Однако сон, как это часто бывает, принёс с собой не только долгожданную передышку, но и нечто совершенно иное — нечто, выходящее за рамки простого определения «кошмар». Это были видения, яркие и сильные, вырванные из самых глубин моего подсознания. Я оказалась на древнем и заброшенном кладбище, где мелкий, нежный дождь моросил над покосившимися, покрытыми мхом крестами и выветренными серыми надгробиями. Каждая капля казалась слезой, которую роняли сами камни. Среди могил медленно и скорбно двигалась похоронная процессия. Лица скорбящих были искажены горем, но, к своему ужасу, я узнала их: моего зятя, мою любимую дочь, моих внучек — их лица были бледными и опухшими от слёз. И с мучительным потрясением я увидела Маринку, мою старую подругу и соседку, с которой я делила горе и радость на протяжении многих лет. Она, похоже, была последней из оставшихся в живых, кому было поручено оплакивать меня.
Моя душа плакала, разрываясь от полной беспомощности. Мне отчаянно хотелось крикнуть им, дать им понять, что я здесь, что моя душа видит их, что я жива и всё ещё с ними. Но мой голос отказывался подчиняться; слова застревали где-то глубоко в моём сдавленном горле. И всё же в тот же самый момент, сквозь ледяную боль утраты и сокрушительное осознание собственного отсутствия, я почувствовала странное, горькое облегчение. Это было облегчение от того, что наши общие страдания наконец прекратились. Мои бесконечные госпитализации, их постоянное беспокойство, их безнадежная, изматывающая борьба за мою жизнь — все это осталось позади. Впереди не было ничего, кроме покоя.
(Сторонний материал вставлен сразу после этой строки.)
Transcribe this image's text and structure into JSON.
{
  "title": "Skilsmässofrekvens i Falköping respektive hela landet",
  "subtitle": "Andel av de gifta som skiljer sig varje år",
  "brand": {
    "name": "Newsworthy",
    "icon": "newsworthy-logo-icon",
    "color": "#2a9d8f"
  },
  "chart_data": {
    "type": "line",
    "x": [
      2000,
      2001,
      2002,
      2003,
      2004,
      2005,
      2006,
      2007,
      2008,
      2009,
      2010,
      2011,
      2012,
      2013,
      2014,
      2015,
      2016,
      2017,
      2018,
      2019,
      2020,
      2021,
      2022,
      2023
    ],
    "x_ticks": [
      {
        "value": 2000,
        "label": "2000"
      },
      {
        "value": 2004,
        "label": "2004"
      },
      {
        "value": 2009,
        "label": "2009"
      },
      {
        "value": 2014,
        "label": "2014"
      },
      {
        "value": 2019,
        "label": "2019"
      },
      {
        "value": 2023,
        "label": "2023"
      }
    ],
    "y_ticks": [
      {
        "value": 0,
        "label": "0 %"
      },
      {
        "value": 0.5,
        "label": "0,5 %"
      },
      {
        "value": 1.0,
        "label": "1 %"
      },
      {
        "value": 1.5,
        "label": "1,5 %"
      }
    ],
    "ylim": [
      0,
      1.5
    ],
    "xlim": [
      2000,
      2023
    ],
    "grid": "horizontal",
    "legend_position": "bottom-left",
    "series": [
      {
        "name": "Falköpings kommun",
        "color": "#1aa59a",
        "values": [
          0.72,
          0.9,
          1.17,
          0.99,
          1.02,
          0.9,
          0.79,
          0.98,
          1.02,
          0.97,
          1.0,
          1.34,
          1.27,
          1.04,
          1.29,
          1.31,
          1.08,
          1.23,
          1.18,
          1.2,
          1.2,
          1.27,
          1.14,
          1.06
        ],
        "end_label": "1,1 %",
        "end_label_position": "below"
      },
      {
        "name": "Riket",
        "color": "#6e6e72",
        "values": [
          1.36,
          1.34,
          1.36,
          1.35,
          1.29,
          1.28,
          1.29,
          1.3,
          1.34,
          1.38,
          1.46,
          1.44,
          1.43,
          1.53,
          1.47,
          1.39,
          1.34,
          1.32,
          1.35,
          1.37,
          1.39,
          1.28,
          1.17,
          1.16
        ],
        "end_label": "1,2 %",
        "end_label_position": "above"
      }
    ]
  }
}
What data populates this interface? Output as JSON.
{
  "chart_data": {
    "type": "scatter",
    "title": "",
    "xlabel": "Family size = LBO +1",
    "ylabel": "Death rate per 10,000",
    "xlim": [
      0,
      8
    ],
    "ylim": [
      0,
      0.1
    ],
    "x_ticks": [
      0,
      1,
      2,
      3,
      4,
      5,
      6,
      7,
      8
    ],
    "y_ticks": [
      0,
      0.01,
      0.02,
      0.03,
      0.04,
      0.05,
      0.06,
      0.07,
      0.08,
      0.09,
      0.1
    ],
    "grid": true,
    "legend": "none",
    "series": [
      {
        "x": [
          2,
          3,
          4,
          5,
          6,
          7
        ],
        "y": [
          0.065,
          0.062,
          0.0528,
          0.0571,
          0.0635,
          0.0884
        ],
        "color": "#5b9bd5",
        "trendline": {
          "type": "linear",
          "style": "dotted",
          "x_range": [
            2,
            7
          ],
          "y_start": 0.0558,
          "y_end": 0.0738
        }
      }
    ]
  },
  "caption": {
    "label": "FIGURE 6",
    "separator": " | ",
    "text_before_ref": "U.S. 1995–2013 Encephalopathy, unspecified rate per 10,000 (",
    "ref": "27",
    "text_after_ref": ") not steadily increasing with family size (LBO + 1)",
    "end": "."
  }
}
Меня охватило непреодолимое, первобытное желание защитить их, обнять, остаться рядом и оградить от всей этой боли. Но как только это глубокое желание оформилось в моём воображении, сон внезапно оборвался. Я с головой погрузилась в полную, непроницаемую тьму, в пустоту без ощущений и времени, из которой я не выходил до первых проблесков утреннего света. Я больше ничего не видела или, возможно, просто ничего не помнила. В моей душе остался лишь тяжёлый, гнетущий осадок, необъяснимое и глубокое чувство утраты, которое не покидало меня ещё долго после того, как я вернулась в мир бодрствования.